La pratique de l'arbre
Le principe de la pratique de la posture de l'arbre consiste à se tenir de la manière suivante:
 les deux pieds sont écartés d'une largeur égale à celle des épaules
 
les deux genoux sont un peu fléchis
 
le corps est en position assise
 
les mains ont les paumes tournées vers les épaules et se soulèvent tout doucement comme si elles serraient quelque chose dans les bras
 
la distance des mains par rapport au sol varie entre celle des sourcils et celle du nombril
 
la distance des mains par rapport au buste se situe autour de 30 cm en avant du corps. On peut choisir de travailler sur quelques millimètres mais seulement près du ventre et sans le toucher.
 
Le fait de rester dans cette zone évite la pression sur les poumons ainsi qu'une mauvaise respiration induite par une position incorrecte des épaules et de la poitrine ; le degré de flexion des jambes est réglé de manière à être supportable, sans trop de douleurs pénibles
 
les muscles des épaules, du dos et de la poitrine doivent être complètement détendus afin que la respiration s'effectue naturellement. On doit pouvoir sentir la poitrine libérée, la tête claire et le corps serein ainsi qu’une répartition homogène des forces

 
La pratique de la posture de l'arbre consiste à maintenir la pose, apparemment sans bouger. C'est à travers cette position que l'on peut ressentir les changements à l'intérieur du corps, mais aussi des courbatures ainsi que des picotements dans les épaules et les jambes. Si la sensation devient douloureuse, on peut diminuer cette réaction en baissant les bras, en modifiant légèrement la position mais tout en persévérant dans l'exercice. Les débutants peuvent augmenter l'intensité de l'exercice progressivement d’une minute par semaine à rajouter sur leur séance de cinq à dix minutes par jour. Il est important de pratiquer tous les jours sans exception.
 
On peut utiliser plusieurs positions pour pratiquer la posture de l'arbre : allongé à plat, assis, debout et en marchant. Parmi elles, la plus utilisée et la plus efficace est la position debout. La respiration y est naturelle, sans technique particulière, simplement décontractée. En ce qui concerne l'esprit on cherche, tel le corps, à le garder décontracté.
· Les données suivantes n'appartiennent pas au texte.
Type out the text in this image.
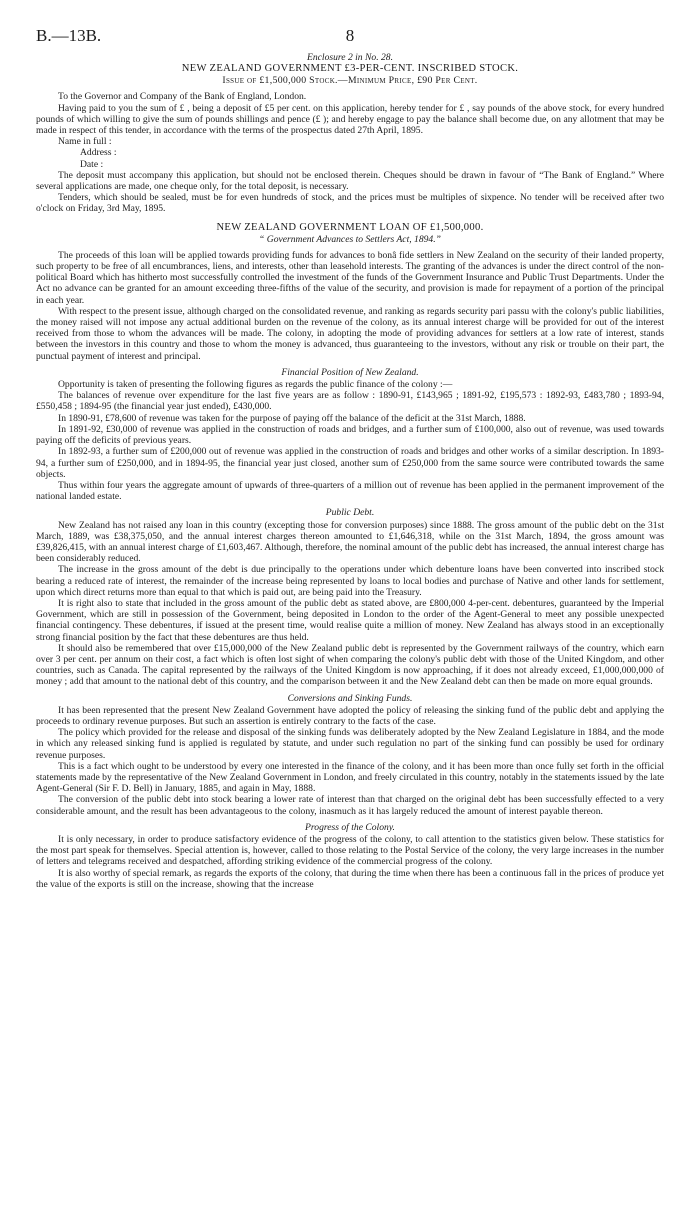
B.—13B.	8
Enclosure 2 in No. 28.
NEW ZEALAND GOVERNMENT £3-PER-CENT. INSCRIBED STOCK.
Issue of £1,500,000 Stock.—Minimum Price, £90 Per Cent.

To the Governor and Company of the Bank of England, London.

Having paid to you the sum of £ , being a deposit of £5 per cent. on this application, hereby tender for £ , say pounds of the above stock, for every hundred pounds of which willing to give the sum of pounds shillings and pence (£ ); and hereby engage to pay the balance shall become due, on any allotment that may be made in respect of this tender, in accordance with the terms of the prospectus dated 27th April, 1895.

Name in full :
Address :
Date :

The deposit must accompany this application, but should not be enclosed therein. Cheques should be drawn in favour of “The Bank of England.” Where several applications are made, one cheque only, for the total deposit, is necessary.

Tenders, which should be sealed, must be for even hundreds of stock, and the prices must be multiples of sixpence. No tender will be received after two o'clock on Friday, 3rd May, 1895.

NEW ZEALAND GOVERNMENT LOAN OF £1,500,000.
“ Government Advances to Settlers Act, 1894.”

The proceeds of this loan will be applied towards providing funds for advances to bonâ fide settlers in New Zealand on the security of their landed property, such property to be free of all encumbrances, liens, and interests, other than leasehold interests. The granting of the advances is under the direct control of the non-political Board which has hitherto most successfully controlled the investment of the funds of the Government Insurance and Public Trust Departments. Under the Act no advance can be granted for an amount exceeding three-fifths of the value of the security, and provision is made for repayment of a portion of the principal in each year.

With respect to the present issue, although charged on the consolidated revenue, and ranking as regards security pari passu with the colony's public liabilities, the money raised will not impose any actual additional burden on the revenue of the colony, as its annual interest charge will be provided for out of the interest received from those to whom the advances will be made. The colony, in adopting the mode of providing advances for settlers at a low rate of interest, stands between the investors in this country and those to whom the money is advanced, thus guaranteeing to the investors, without any risk or trouble on their part, the punctual payment of interest and principal.

Financial Position of New Zealand.

Opportunity is taken of presenting the following figures as regards the public finance of the colony :—

The balances of revenue over expenditure for the last five years are as follow : 1890-91, £143,965 ; 1891-92, £195,573 : 1892-93, £483,780 ; 1893-94, £550,458 ; 1894-95 (the financial year just ended), £430,000.

In 1890-91, £78,600 of revenue was taken for the purpose of paying off the balance of the deficit at the 31st March, 1888.

In 1891-92, £30,000 of revenue was applied in the construction of roads and bridges, and a further sum of £100,000, also out of revenue, was used towards paying off the deficits of previous years.

In 1892-93, a further sum of £200,000 out of revenue was applied in the construction of roads and bridges and other works of a similar description. In 1893-94, a further sum of £250,000, and in 1894-95, the financial year just closed, another sum of £250,000 from the same source were contributed towards the same objects.

Thus within four years the aggregate amount of upwards of three-quarters of a million out of revenue has been applied in the permanent improvement of the national landed estate.

Public Debt.

New Zealand has not raised any loan in this country (excepting those for conversion purposes) since 1888. The gross amount of the public debt on the 31st March, 1889, was £38,375,050, and the annual interest charges thereon amounted to £1,646,318, while on the 31st March, 1894, the gross amount was £39,826,415, with an annual interest charge of £1,603,467. Although, therefore, the nominal amount of the public debt has increased, the annual interest charge has been considerably reduced.

The increase in the gross amount of the debt is due principally to the operations under which debenture loans have been converted into inscribed stock bearing a reduced rate of interest, the remainder of the increase being represented by loans to local bodies and purchase of Native and other lands for settlement, upon which direct returns more than equal to that which is paid out, are being paid into the Treasury.

It is right also to state that included in the gross amount of the public debt as stated above, are £800,000 4-per-cent. debentures, guaranteed by the Imperial Government, which are still in possession of the Government, being deposited in London to the order of the Agent-General to meet any possible unexpected financial contingency. These debentures, if issued at the present time, would realise quite a million of money. New Zealand has always stood in an exceptionally strong financial position by the fact that these debentures are thus held.

It should also be remembered that over £15,000,000 of the New Zealand public debt is represented by the Government railways of the country, which earn over 3 per cent. per annum on their cost, a fact which is often lost sight of when comparing the colony's public debt with those of the United Kingdom, and other countries, such as Canada. The capital represented by the railways of the United Kingdom is now approaching, if it does not already exceed, £1,000,000,000 of money ; add that amount to the national debt of this country, and the comparison between it and the New Zealand debt can then be made on more equal grounds.

Conversions and Sinking Funds.

It has been represented that the present New Zealand Government have adopted the policy of releasing the sinking fund of the public debt and applying the proceeds to ordinary revenue purposes. But such an assertion is entirely contrary to the facts of the case.

The policy which provided for the release and disposal of the sinking funds was deliberately adopted by the New Zealand Legislature in 1884, and the mode in which any released sinking fund is applied is regulated by statute, and under such regulation no part of the sinking fund can possibly be used for ordinary revenue purposes.

This is a fact which ought to be understood by every one interested in the finance of the colony, and it has been more than once fully set forth in the official statements made by the representative of the New Zealand Government in London, and freely circulated in this country, notably in the statements issued by the late Agent-General (Sir F. D. Bell) in January, 1885, and again in May, 1888.

The conversion of the public debt into stock bearing a lower rate of interest than that charged on the original debt has been successfully effected to a very considerable amount, and the result has been advantageous to the colony, inasmuch as it has largely reduced the amount of interest payable thereon.

Progress of the Colony.

It is only necessary, in order to produce satisfactory evidence of the progress of the colony, to call attention to the statistics given below. These statistics for the most part speak for themselves. Special attention is, however, called to those relating to the Postal Service of the colony, the very large increases in the number of letters and telegrams received and despatched, affording striking evidence of the commercial progress of the colony.

It is also worthy of special remark, as regards the exports of the colony, that during the time when there has been a continuous fall in the prices of produce yet the value of the exports is still on the increase, showing that the increase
Peu à peu, on introduit des images. D'abord celle de ballons en papier très fragiles. Il faut tenir les ballons suffisamment fort pour ne pas qu'ils tombent mais sans trop les serrer non plus pour ne pas les écraser. On évite ainsi d'utiliser trop de force et de contracter les épaules démesurément. Les images des ballons sont très importantes pour progresser dans la pratique
Voyons maintenant où placer les ballons :
penser que l'on tient un gros ballon devant la poitrine (ou deux ballons, un devant chaque épaule), s'asseoir sur un autre ballon plus gros placé sous ses fesses, serrer un ballon entre les genoux   rajouter quatre petits ballons entre les doigts de chaque main Lorsque l’on a utilisé l'image des ballons pendant quelque temps, on passe au travail des six directions.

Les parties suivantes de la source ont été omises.